Business Dress Etiquette
  • Business dress is conservative. You will be expected to wear a suit and tie. Similarly women should wear smart professional outfits.
  • In the summer, and especially in the cities of Istanbul, Izmir and Anakara the weather is very hot and humid. It is acceptable to just wear a shirt with trousers and in most cases to not wear a tie. 
  • Outside the big cities and especially in the East of Turkey both women and men should wear more conservative clothing. Women are advised to refrain from exposing their legs and arms and to ensure clothes are not tight-fitting. Men should not wear shorts.
Naming Conventions
  • When addressing a Turk the most common method is to call a man by his first name followed by 'bey' (pronounced bay). So, Ertan Gonca, would be Ertan Bey. Similarly a woman's first name would be followed by 'hanim' (pronounced ha-num).

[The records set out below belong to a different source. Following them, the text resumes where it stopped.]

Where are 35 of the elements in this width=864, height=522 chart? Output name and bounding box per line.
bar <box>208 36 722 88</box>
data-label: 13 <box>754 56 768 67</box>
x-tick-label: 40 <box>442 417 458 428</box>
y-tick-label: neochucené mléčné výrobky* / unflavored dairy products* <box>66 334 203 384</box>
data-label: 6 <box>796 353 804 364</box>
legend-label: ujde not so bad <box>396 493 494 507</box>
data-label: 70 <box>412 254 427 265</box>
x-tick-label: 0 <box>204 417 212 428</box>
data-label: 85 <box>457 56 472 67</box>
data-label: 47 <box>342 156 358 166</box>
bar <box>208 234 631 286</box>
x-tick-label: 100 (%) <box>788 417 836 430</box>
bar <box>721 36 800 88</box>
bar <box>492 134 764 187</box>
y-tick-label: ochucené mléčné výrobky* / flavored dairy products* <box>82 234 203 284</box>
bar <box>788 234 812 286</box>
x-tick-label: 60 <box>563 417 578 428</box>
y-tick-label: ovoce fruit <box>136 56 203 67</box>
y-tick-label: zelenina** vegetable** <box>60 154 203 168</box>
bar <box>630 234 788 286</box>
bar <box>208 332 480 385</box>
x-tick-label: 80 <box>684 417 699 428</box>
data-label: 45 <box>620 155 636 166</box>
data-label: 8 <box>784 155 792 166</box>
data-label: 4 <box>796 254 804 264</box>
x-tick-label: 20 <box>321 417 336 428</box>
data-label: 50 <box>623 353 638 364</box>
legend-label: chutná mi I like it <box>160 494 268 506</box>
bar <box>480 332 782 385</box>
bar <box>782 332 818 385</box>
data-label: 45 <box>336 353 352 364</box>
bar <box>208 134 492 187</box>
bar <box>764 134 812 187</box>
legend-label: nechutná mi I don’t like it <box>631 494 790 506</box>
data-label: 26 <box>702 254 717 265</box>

  • Where professional titles exist such as Doctor or Professor, always use them either on their own of before the first name. Curiously this is also the case with many other professions such as lawyers 'Avukat' or engineers 'Muhendis'. Within Turkish companies and organisations senior ranking staff will be addressed accordingly. A common example is Mr. Manager, 'Mudur Bey'.
  • A common phrase you will hear Turks using is 'efendim' (literally 'my master'). You may hear this from a waiter, a secretary, taxi driver, doorman, shop staff and many others. It is simply a polite way of addressing people you are not familiar with.
Business Card Etiquette
  • Business cards are exchanged without formal ritual. 

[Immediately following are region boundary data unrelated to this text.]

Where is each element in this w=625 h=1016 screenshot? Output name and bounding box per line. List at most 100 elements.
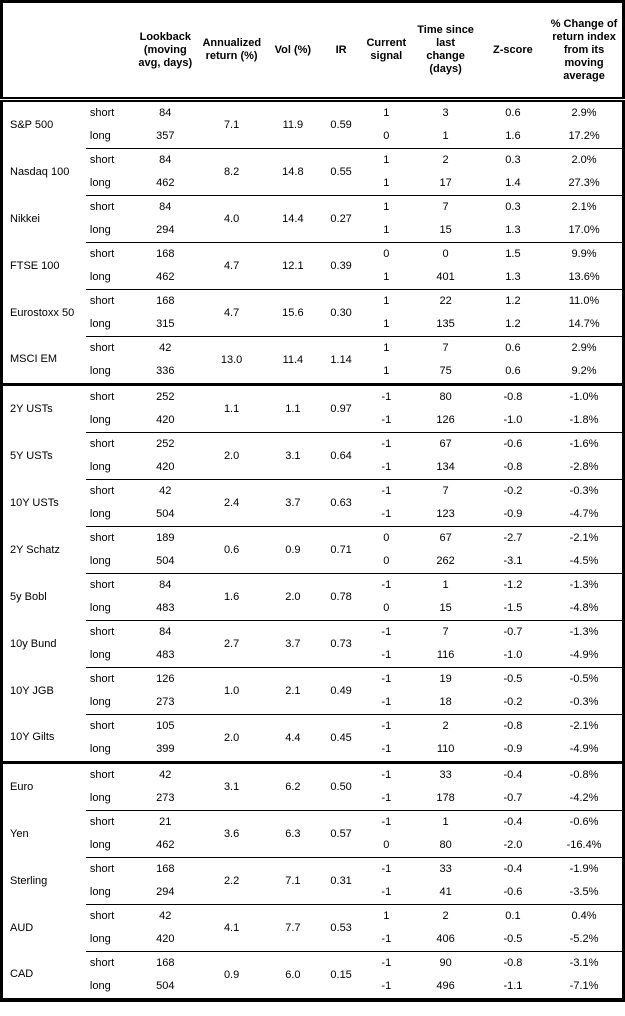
lookback-value: 336 <box>156 365 175 377</box>
lookback-value: 84 <box>132 620 199 644</box>
time-since-change-value: 135 <box>436 318 455 330</box>
instrument-name: S&P 500 <box>10 118 54 131</box>
table-row-long: long 462 1 17 1.4 27.3% <box>2 172 624 196</box>
annualized-return-value: 1.1 <box>198 383 265 433</box>
instrument-name: Eurostoxx 50 <box>10 306 75 319</box>
header-row: Lookback (moving avg, days) Annualized r… <box>1 1 624 102</box>
lookback-value: 168 <box>132 242 199 266</box>
vol-value: 3.1 <box>264 432 322 480</box>
lookback-value: 42 <box>132 479 199 503</box>
vol-value: 3.7 <box>264 479 322 527</box>
pct-change-value: 9.9% <box>546 242 624 266</box>
current-signal-value: -1 <box>361 951 412 975</box>
horizon-label: long <box>89 508 111 520</box>
time-since-change-value: 110 <box>436 743 455 755</box>
table-row-long: long 504 -1 123 -0.9 -4.7% <box>2 503 624 527</box>
instrument-name: Nasdaq 100 <box>10 165 70 178</box>
annualized-return-value: 4.7 <box>198 289 265 337</box>
vol-value: 14.4 <box>264 195 322 243</box>
table-row-short: 5Y USTs short 252 2.0 3.1 0.64 -1 67 -0.6 -1.6% <box>2 432 624 480</box>
annualized-return-value: 3.1 <box>198 761 265 811</box>
ir-value: 0.59 <box>330 118 352 131</box>
header-current-signal: Current signal <box>361 1 412 102</box>
table-row-long: long 483 -1 116 -1.0 -4.9% <box>2 644 624 668</box>
time-since-change-value: 116 <box>436 649 455 661</box>
time-since-change-value: 2 <box>411 714 480 738</box>
zscore-value: -0.2 <box>503 696 523 708</box>
pct-change-value: -2.8% <box>569 461 599 473</box>
current-signal-value: -1 <box>381 980 392 992</box>
horizon-label: long <box>89 461 111 473</box>
time-since-change-value: 123 <box>436 508 455 520</box>
header-ir: IR <box>321 1 362 102</box>
time-since-change-value: 178 <box>436 792 455 804</box>
table-row-short: Yen short 21 3.6 6.3 0.57 -1 1 -0.4 -0.6% <box>2 810 624 858</box>
pct-change-value: -2.1% <box>546 714 624 738</box>
current-signal-value: 1 <box>383 318 390 330</box>
table-row-long: long 273 -1 178 -0.7 -4.2% <box>2 787 624 811</box>
instrument-name: FTSE 100 <box>10 259 60 272</box>
lookback-value: 483 <box>156 602 175 614</box>
annualized-return-value: 13.0 <box>198 336 265 385</box>
table-row-long: long 357 0 1 1.6 17.2% <box>2 125 624 149</box>
vol-value: 7.1 <box>264 857 322 905</box>
annualized-return-value: 3.6 <box>198 810 265 858</box>
instrument-name: Euro <box>1 761 86 811</box>
zscore-value: -2.0 <box>503 839 523 851</box>
current-signal-value: 1 <box>383 365 390 377</box>
lookback-value: 42 <box>132 336 199 360</box>
lookback-value: 315 <box>156 318 175 330</box>
horizon-label: long <box>89 177 111 189</box>
zscore-value: -0.4 <box>479 810 547 834</box>
zscore-value: 0.6 <box>479 336 547 360</box>
zscore-value: -0.2 <box>479 479 547 503</box>
time-since-change-value: 33 <box>411 857 480 881</box>
pct-change-value: -0.6% <box>546 810 624 834</box>
horizon-label: long <box>89 224 111 236</box>
current-signal-value: 1 <box>383 271 390 283</box>
lookback-value: 21 <box>132 810 199 834</box>
zscore-value: -0.4 <box>479 761 547 787</box>
lookback-value: 357 <box>156 130 175 142</box>
table-row-long: long 420 -1 134 -0.8 -2.8% <box>2 456 624 480</box>
header-pct-change: % Change of return index from its moving… <box>546 1 624 102</box>
time-since-change-value: 2 <box>411 148 480 172</box>
instrument-name: 10Y USTs <box>10 496 59 509</box>
current-signal-value: 1 <box>383 177 390 189</box>
zscore-value: 0.3 <box>479 195 547 219</box>
instrument-name: 10Y Gilts <box>10 731 55 744</box>
current-signal-value: -1 <box>381 886 392 898</box>
ir-value: 0.64 <box>321 432 362 480</box>
pct-change-value: -4.9% <box>569 649 599 661</box>
zscore-value: -0.8 <box>503 461 523 473</box>
current-signal-value: -1 <box>361 667 412 691</box>
horizon-label: long <box>89 602 111 614</box>
lookback-value: 420 <box>156 933 175 945</box>
lookback-value: 462 <box>156 177 175 189</box>
table-row-short: S&P 500 short 84 7.1 11.9 0.59 1 3 0.6 2.9% <box>2 100 624 131</box>
horizon-label: short <box>85 857 133 881</box>
annualized-return-value: 2.0 <box>198 714 265 763</box>
pct-change-value: -4.8% <box>569 602 599 614</box>
ir-value: 0.78 <box>321 573 362 621</box>
annualized-return-value: 2.0 <box>198 432 265 480</box>
current-signal-value: -1 <box>361 432 412 456</box>
table-row-long: long 399 -1 110 -0.9 -4.9% <box>2 738 624 763</box>
horizon-label: long <box>89 743 111 755</box>
time-since-change-value: 41 <box>439 886 452 898</box>
header-lookback: Lookback (moving avg, days) <box>132 1 199 102</box>
vol-value: 6.3 <box>264 810 322 858</box>
time-since-change-value: 67 <box>411 526 480 550</box>
time-since-change-value: 7 <box>411 479 480 503</box>
ir-value: 0.31 <box>321 857 362 905</box>
instrument-name: 2Y Schatz <box>10 543 60 556</box>
table-row-short: Eurostoxx 50 short 168 4.7 15.6 0.30 1 22 1.2 11.… <box>2 289 624 337</box>
lookback-value: 399 <box>156 743 175 755</box>
annualized-return-value: 8.2 <box>198 148 265 196</box>
time-since-change-value: 2 <box>411 904 480 928</box>
lookback-value: 252 <box>132 432 199 456</box>
time-since-change-value: 134 <box>436 461 455 473</box>
current-signal-value: -1 <box>361 810 412 834</box>
lookback-value: 252 <box>132 383 199 409</box>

  • Use both hands to exchange cards. 
  • Present your business card to the receptionist when you arrive.  
  • Have one side of your business card translated into Turkish. Although not a business necessity, it will impress your business colleagues. 
  • Quite often Turks do not give their business card unless they are certain that they wish to establish a business relationship. 

General Business Hours

Government departments, offices and banks usually open from 8.30am to noon and 1.30pm to 5pm Monday to Friday. Shops are open from 9am to 7pm Monday to Saturday. During the summer the working day in some cities, including the Aegean and Mediterranean regions, begins at 7am or 8am and finishes at 2pm. During the month of Ramazan the working day is generally shortened to 2pm or 3pm.
In tourist areas food and souvenir/carpet shops are usually open from around 8am to 11pm or later if it’s very busy. Elsewhere, grocery shops are usually open from 7am to 7pm or 8pm daily; other shops are usually closed on Sunday. Friday, the Muslim Sabbath, is a normal working day in Turkey.
Many museums close on Monday, especially in Ä°stanbul. From April to October museums usually open half an hour earlier and close 1½ to two hours later.
Internet cafes usually open from around 9am until late at night, or until the last customer has left.